Avant Vicentico Valdés, j’ai joué avec le conjunto Sensación. Johnny Pacheco a pris tous les membres de cet orchestre à sa dissolution -sauf moi car j’ai refusé- pour former son orchestre. Dans ce conjunto il y avait Pete El Conde Rodríguez. C’était en 1966.

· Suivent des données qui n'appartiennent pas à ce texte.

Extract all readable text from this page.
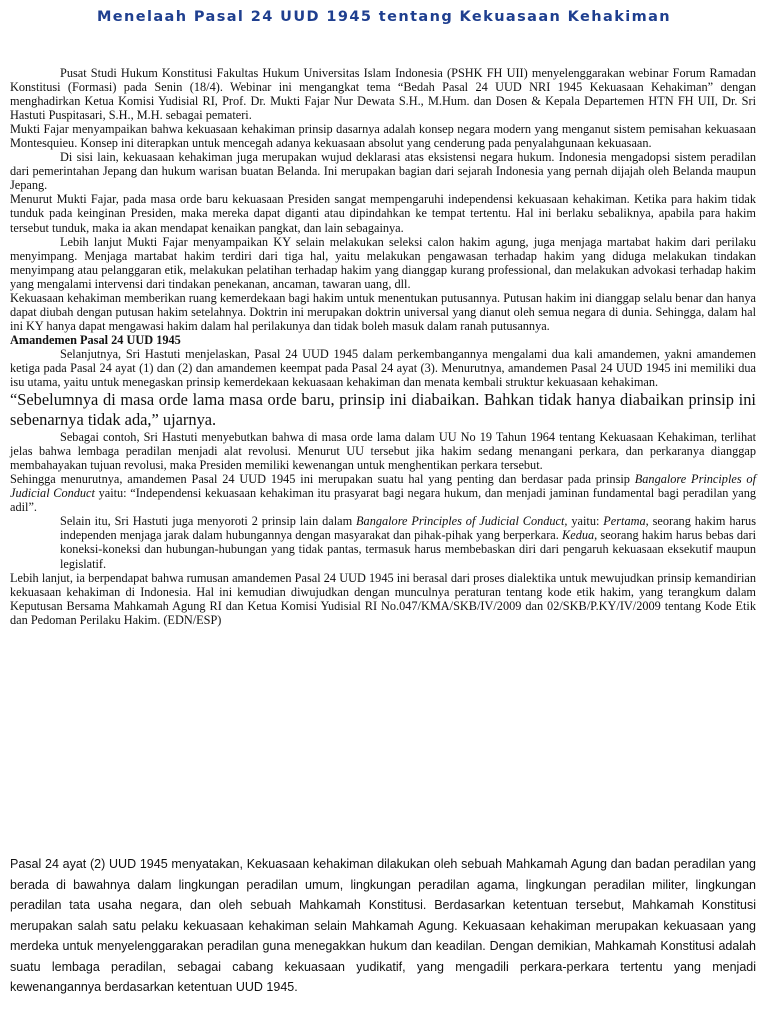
Menelaah Pasal 24 UUD 1945 tentang Kekuasaan Kehakiman

Pusat Studi Hukum Konstitusi Fakultas Hukum Universitas Islam Indonesia (PSHK FH UII) menyelenggarakan webinar Forum Ramadan Konstitusi (Formasi) pada Senin (18/4). Webinar ini mengangkat tema “Bedah Pasal 24 UUD NRI 1945 Kekuasaan Kehakiman” dengan menghadirkan Ketua Komisi Yudisial RI, Prof. Dr. Mukti Fajar Nur Dewata S.H., M.Hum. dan Dosen & Kepala Departemen HTN FH UII, Dr. Sri Hastuti Puspitasari, S.H., M.H. sebagai pemateri.

Mukti Fajar menyampaikan bahwa kekuasaan kehakiman prinsip dasarnya adalah konsep negara modern yang menganut sistem pemisahan kekuasaan Montesquieu. Konsep ini diterapkan untuk mencegah adanya kekuasaan absolut yang cenderung pada penyalahgunaan kekuasaan.

Di sisi lain, kekuasaan kehakiman juga merupakan wujud deklarasi atas eksistensi negara hukum. Indonesia mengadopsi sistem peradilan dari pemerintahan Jepang dan hukum warisan buatan Belanda. Ini merupakan bagian dari sejarah Indonesia yang pernah dijajah oleh Belanda maupun Jepang.

Menurut Mukti Fajar, pada masa orde baru kekuasaan Presiden sangat mempengaruhi independensi kekuasaan kehakiman. Ketika para hakim tidak tunduk pada keinginan Presiden, maka mereka dapat diganti atau dipindahkan ke tempat tertentu. Hal ini berlaku sebaliknya, apabila para hakim tersebut tunduk, maka ia akan mendapat kenaikan pangkat, dan lain sebagainya.

Lebih lanjut Mukti Fajar menyampaikan KY selain melakukan seleksi calon hakim agung, juga menjaga martabat hakim dari perilaku menyimpang. Menjaga martabat hakim terdiri dari tiga hal, yaitu melakukan pengawasan terhadap hakim yang diduga melakukan tindakan menyimpang atau pelanggaran etik, melakukan pelatihan terhadap hakim yang dianggap kurang professional, dan melakukan advokasi terhadap hakim yang mengalami intervensi dari tindakan penekanan, ancaman, tawaran uang, dll.

Kekuasaan kehakiman memberikan ruang kemerdekaan bagi hakim untuk menentukan putusannya. Putusan hakim ini dianggap selalu benar dan hanya dapat diubah dengan putusan hakim setelahnya. Doktrin ini merupakan doktrin universal yang dianut oleh semua negara di dunia. Sehingga, dalam hal ini KY hanya dapat mengawasi hakim dalam hal perilakunya dan tidak boleh masuk dalam ranah putusannya.

Amandemen Pasal 24 UUD 1945

Selanjutnya, Sri Hastuti menjelaskan, Pasal 24 UUD 1945 dalam perkembangannya mengalami dua kali amandemen, yakni amandemen ketiga pada Pasal 24 ayat (1) dan (2) dan amandemen keempat pada Pasal 24 ayat (3). Menurutnya, amandemen Pasal 24 UUD 1945 ini memiliki dua isu utama, yaitu untuk menegaskan prinsip kemerdekaan kekuasaan kehakiman dan menata kembali struktur kekuasaan kehakiman.

“Sebelumnya di masa orde lama masa orde baru, prinsip ini diabaikan. Bahkan tidak hanya diabaikan prinsip ini sebenarnya tidak ada,” ujarnya.

Sebagai contoh, Sri Hastuti menyebutkan bahwa di masa orde lama dalam UU No 19 Tahun 1964 tentang Kekuasaan Kehakiman, terlihat jelas bahwa lembaga peradilan menjadi alat revolusi. Menurut UU tersebut jika hakim sedang menangani perkara, dan perkaranya dianggap membahayakan tujuan revolusi, maka Presiden memiliki kewenangan untuk menghentikan perkara tersebut.

Sehingga menurutnya, amandemen Pasal 24 UUD 1945 ini merupakan suatu hal yang penting dan berdasar pada prinsip Bangalore Principles of Judicial Conduct yaitu: “Independensi kekuasaan kehakiman itu prasyarat bagi negara hukum, dan menjadi jaminan fundamental bagi peradilan yang adil”.

Selain itu, Sri Hastuti juga menyoroti 2 prinsip lain dalam Bangalore Principles of Judicial Conduct, yaitu: Pertama, seorang hakim harus independen menjaga jarak dalam hubungannya dengan masyarakat dan pihak-pihak yang berperkara. Kedua, seorang hakim harus bebas dari koneksi-koneksi dan hubungan-hubungan yang tidak pantas, termasuk harus membebaskan diri dari pengaruh kekuasaan eksekutif maupun legislatif.

Lebih lanjut, ia berpendapat bahwa rumusan amandemen Pasal 24 UUD 1945 ini berasal dari proses dialektika untuk mewujudkan prinsip kemandirian kekuasaan kehakiman di Indonesia. Hal ini kemudian diwujudkan dengan munculnya peraturan tentang kode etik hakim, yang terangkum dalam Keputusan Bersama Mahkamah Agung RI dan Ketua Komisi Yudisial RI No.047/KMA/SKB/IV/2009 dan 02/SKB/P.KY/IV/2009 tentang Kode Etik dan Pedoman Perilaku Hakim. (EDN/ESP)

Pasal 24 ayat (2) UUD 1945 menyatakan, Kekuasaan kehakiman dilakukan oleh sebuah Mahkamah Agung dan badan peradilan yang berada di bawahnya dalam lingkungan peradilan umum, lingkungan peradilan agama, lingkungan peradilan militer, lingkungan peradilan tata usaha negara, dan oleh sebuah Mahkamah Konstitusi. Berdasarkan ketentuan tersebut, Mahkamah Konstitusi merupakan salah satu pelaku kekuasaan kehakiman selain Mahkamah Agung. Kekuasaan kehakiman merupakan kekuasaan yang merdeka untuk menyelenggarakan peradilan guna menegakkan hukum dan keadilan. Dengan demikian, Mahkamah Konstitusi adalah suatu lembaga peradilan, sebagai cabang kekuasaan yudikatif, yang mengadili perkara-perkara tertentu yang menjadi kewenangannya berdasarkan ketentuan UUD 1945.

Après Sensación, j’ai joué avec Vicentico Valdés. J’étais très actif. J’ai toujours recherché les conditions pour changer de style mais je cherchais surtout le lieu où je me sentirais bien pour jouer. Parfois on ne se sent pas à l’aise pour jouer avec les personnes avec lesquelles on joue, car on est tous différents et il y a des rivalités ou des affinités. Après Vicentico je suis resté plus d’un an avec l’orchestre de Willie Rosario [2]. Malheureusement, même si c’était un orchestre respectable, qui avait la réminiscence de celui de Tito Rodríguez, il n’a pas eu beaucoup de succès. En 1968 je suis entré chez Joe Cuba avec lequel je suis resté 2 ans [3] . Pendant 7 ans, j’avais rendu compatible le travail en imprimerie et la musique. Quand j’ai commencé avec Joe Cuba, je me suis consacré exclusivement à la musique.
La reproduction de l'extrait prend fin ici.